Mushin Hendricks a acquis une certaine notoriété en Afrique du Sud. Une notoriété qu’il doit à son courage. Il a annoncé sur la radio nationale qu’il était imam, musulman et gay… Mushin Hendricks a payé cher son coming out. Il a dû démissionner des deux écoles où il enseignait le coran. Il a en prime vécu avec la peur que la communauté musulmane lui fasse payer son homosexualité : la plupart des fidèles de l’islam condamnent les relations entre personnes du même sexe, estimant que l’islam proscrit ces unions.
« Mon combat est un Jihad pour l’amour »
Mais Mushin Hendricks a tenu bon. « Mon combat est un Jihad pour l’amour », indique-t-il simplement. « J’ai tous les jours affaire à des jeunes musulmans qui luttent pour concilier l’islam avec leur sexualité. Mon travail consiste essentiellement à leur donner des conseils. Je leur dis d’accepter l’islam pour ce qu’il leur apporte de bien et de le concilier avec leur sexualité. Parce que celle-ci au bout du compte sera toujours présente. Je leur dis de rester dans l’islam et de laisser Allah en être juge à la fin des fins », explique le père de famille qui s’est marié pour cacher sa vraie nature.
On prend parfaitement la mesure de la peine de conjuguer islam et homosexualité dans le documentaire Jihad au nom de l’amour, dans lequel l’Afrique du Sud n’est que la première étape d’un périple mondial. Le réalisateur indien Parvez Sharma, lui-même gay et musulman, a posé sa caméra en Afrique du Sud, mais aussi en Egypte, en France, en Iran, en Turquie, au Pakistan, en Inde et au Canada.
« Au nom d’Allah, j’aime les femmes »
La culpabilité. C’est l’un des sentiments qui ronge ou a rongé les intervenants, qui s’expriment à visage découvert ou caché. Mushin Hendricks se souvient qu’il jeûnait « quatre-vingt jours par an pour se débarrasser de ça ». Maryam, installée en France, est amoureuse d’une Egyptienne, qu’elle va voir quand elle peut. Sa compagne tente de la rassurer, mais rien à faire. Maryam voudrait ne plus avoir de relations charnelles avec Maya parce qu’elle considère que son amour pour elle est un péché…

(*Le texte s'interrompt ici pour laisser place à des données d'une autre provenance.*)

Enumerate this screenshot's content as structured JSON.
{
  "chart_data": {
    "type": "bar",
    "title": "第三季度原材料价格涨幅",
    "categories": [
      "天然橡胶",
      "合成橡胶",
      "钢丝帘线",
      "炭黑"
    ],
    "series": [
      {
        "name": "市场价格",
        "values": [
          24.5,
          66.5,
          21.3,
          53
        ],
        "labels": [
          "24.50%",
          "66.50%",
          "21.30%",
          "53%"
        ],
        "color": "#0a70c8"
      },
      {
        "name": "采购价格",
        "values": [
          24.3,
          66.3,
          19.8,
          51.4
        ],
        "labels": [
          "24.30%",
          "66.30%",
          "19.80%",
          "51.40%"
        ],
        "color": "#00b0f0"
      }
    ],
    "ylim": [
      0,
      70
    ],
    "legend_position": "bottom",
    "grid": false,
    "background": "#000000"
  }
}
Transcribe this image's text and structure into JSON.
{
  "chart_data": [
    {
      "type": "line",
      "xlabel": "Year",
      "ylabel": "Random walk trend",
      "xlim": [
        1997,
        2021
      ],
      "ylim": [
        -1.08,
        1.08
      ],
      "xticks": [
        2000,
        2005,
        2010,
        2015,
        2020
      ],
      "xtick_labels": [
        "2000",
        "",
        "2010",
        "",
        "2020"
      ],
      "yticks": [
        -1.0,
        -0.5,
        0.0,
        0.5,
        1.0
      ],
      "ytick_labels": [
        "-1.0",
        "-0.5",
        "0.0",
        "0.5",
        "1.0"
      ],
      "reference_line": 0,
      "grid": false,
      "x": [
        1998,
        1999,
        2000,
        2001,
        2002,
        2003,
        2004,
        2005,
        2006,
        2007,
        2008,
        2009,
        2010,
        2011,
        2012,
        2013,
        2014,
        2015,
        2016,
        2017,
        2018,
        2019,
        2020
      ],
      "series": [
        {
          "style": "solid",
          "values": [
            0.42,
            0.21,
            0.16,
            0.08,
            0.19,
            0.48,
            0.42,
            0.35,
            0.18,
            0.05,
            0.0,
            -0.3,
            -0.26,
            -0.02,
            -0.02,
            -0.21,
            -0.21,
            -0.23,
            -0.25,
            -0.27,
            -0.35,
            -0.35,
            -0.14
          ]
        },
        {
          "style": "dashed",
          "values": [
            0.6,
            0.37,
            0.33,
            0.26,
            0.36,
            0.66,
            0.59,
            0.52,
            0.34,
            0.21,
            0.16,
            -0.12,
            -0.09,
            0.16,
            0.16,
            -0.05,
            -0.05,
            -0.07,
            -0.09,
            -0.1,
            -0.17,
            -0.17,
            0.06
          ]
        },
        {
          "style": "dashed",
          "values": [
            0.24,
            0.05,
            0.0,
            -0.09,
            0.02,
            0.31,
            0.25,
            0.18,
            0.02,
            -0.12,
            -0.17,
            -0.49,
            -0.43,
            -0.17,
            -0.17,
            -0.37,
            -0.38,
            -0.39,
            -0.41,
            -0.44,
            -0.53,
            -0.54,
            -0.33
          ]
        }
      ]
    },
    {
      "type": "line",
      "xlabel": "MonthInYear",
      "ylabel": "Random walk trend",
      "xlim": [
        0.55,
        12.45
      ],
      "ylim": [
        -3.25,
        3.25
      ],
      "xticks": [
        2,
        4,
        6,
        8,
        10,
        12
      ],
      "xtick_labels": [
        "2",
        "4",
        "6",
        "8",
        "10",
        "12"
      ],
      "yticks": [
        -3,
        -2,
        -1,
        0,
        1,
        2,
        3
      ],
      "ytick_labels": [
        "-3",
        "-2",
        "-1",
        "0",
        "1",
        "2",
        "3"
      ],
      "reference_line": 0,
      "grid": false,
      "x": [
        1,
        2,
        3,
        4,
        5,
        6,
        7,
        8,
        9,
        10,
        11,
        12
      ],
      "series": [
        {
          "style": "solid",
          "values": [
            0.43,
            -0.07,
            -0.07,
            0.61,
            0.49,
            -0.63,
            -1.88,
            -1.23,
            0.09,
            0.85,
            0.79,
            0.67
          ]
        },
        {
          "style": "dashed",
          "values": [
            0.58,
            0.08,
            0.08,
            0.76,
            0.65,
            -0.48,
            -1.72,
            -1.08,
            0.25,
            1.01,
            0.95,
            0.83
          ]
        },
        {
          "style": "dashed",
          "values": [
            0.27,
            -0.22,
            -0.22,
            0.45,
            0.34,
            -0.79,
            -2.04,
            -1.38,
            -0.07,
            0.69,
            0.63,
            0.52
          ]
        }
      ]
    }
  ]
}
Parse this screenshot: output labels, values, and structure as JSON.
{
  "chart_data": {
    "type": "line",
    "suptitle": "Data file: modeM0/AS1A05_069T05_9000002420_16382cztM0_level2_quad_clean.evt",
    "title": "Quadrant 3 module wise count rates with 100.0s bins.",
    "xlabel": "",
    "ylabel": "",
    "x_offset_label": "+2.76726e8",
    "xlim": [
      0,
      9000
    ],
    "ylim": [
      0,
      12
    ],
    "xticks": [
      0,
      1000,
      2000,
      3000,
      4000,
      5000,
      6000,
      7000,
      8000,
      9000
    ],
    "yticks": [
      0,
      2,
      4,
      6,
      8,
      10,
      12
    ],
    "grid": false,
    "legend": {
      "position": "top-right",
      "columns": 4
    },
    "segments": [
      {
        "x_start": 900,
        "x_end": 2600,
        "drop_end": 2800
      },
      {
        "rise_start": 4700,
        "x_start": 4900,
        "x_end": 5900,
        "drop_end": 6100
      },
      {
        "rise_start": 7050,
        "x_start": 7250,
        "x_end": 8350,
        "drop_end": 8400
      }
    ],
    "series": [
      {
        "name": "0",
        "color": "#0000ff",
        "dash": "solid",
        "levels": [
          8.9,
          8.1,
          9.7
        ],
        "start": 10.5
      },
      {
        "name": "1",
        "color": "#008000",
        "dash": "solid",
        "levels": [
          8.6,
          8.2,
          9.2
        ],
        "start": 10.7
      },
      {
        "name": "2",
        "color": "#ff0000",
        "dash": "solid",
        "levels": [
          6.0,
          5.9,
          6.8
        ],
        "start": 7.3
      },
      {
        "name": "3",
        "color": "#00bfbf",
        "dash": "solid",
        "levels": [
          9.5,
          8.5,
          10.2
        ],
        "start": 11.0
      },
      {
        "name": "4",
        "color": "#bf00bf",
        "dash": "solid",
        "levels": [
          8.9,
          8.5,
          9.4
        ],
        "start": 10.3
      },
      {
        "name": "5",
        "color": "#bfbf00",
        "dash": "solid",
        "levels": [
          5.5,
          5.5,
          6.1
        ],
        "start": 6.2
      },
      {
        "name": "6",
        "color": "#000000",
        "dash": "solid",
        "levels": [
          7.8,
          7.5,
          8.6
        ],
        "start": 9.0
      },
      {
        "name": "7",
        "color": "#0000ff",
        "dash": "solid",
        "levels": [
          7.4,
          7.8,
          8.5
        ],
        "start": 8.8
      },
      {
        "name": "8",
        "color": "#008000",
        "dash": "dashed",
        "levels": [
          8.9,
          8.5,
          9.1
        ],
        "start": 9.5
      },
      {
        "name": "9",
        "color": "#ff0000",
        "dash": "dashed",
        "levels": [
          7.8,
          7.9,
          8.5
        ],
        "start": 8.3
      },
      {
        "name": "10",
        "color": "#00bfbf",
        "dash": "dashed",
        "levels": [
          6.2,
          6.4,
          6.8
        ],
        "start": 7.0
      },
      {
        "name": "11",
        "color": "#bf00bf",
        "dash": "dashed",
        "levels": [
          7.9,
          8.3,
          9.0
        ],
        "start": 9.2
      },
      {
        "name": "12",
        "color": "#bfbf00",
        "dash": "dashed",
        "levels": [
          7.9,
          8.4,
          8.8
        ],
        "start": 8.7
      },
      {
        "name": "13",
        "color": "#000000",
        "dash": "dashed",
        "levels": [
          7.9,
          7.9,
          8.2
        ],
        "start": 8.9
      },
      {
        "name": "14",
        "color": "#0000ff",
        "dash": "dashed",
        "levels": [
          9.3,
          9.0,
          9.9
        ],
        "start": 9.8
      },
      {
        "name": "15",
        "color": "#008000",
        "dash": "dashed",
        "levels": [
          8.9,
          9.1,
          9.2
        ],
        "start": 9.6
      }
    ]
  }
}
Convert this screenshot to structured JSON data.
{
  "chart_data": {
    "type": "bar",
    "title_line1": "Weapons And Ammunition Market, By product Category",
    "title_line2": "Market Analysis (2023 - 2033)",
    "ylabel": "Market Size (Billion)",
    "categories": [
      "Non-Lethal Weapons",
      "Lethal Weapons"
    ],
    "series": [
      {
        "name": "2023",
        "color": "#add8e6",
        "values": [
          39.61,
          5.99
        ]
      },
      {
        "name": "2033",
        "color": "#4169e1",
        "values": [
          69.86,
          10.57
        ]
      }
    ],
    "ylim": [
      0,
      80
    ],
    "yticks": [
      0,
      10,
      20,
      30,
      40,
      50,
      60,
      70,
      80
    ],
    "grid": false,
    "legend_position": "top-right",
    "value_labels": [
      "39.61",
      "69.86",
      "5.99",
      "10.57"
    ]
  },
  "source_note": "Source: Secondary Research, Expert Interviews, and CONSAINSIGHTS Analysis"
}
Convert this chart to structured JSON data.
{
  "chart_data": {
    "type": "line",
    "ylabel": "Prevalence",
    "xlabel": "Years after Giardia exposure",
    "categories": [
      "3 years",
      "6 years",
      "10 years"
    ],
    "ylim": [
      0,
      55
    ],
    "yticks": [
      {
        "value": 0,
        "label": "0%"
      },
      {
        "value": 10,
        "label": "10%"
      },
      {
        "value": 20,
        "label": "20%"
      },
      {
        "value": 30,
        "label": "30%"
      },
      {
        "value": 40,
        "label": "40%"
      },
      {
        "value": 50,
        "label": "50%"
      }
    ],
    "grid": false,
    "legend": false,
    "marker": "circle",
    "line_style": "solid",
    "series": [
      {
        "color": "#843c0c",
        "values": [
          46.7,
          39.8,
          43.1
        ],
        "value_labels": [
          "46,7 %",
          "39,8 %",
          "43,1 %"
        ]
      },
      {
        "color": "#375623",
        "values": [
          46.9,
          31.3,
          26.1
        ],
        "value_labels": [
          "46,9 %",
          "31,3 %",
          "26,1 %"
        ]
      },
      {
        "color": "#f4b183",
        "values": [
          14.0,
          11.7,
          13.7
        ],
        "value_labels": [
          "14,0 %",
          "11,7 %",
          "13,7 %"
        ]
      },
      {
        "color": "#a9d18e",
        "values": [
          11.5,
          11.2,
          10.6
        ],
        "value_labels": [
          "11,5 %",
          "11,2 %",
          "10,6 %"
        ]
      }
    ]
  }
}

D’autres, en revanche, jugent qu’il n’y a pas de contradiction entre leur orientation sexuelle et leur foi. A l’image des Turques Ferda et Kiymet, qui vivent ouvertement leur relation. Quant à Sana, elle porte un tee-shirt on ne peut plus explicite : « Au nom d’Allah, j’aime les femmes ». Le visage flouté, cette femme originaire « d’un pays qui pratique surtout l’infibulation » souligne que le jour où elle se retrouvera devant son dieu elle lui dira qu’elle l’« aime autant que [sa] créativité » et que son amour n’avait rien d’un péché car il n’a « causé de tort à personne ».
Persécution
Pas de tort... reste cependant que des pays répriment sévèrement l’homosexualité. Comme l’Iran, qu’Arsham, Payam, Amir et Mojtaba ont fui pour la Turquie. L’Iran où les homosexuels présumés sont régulièrement pendus ou fouettés, comme Amir, qui a reçu « 100 coups de fouets en une heure ». En Egypte, Mazen a été arrêté avec un ami en 2001, avec 51 autres hommes, sur le Queen Boat, une discothèque flottante sur le Nil où se retrouvaient apparemment des gays. Il peine encore à parler de ses trois années de détention pendant lesquels il raconte avoir été battu et violé.
Les portraits de Jihad au nom de l’amour donnent au documentaire de Parvez Sharma, une justesse poignante. En 1h38, il est parvenu à montrer qu’islam pouvait rimer avec homosexualité. Que les gays et lesbiennes musulmans pouvaient souffrir de vifs tourments internes, mais aussi se sentir renforcés par la foi et avoir le sentiment qu’Allah les aime. Comme ils sont.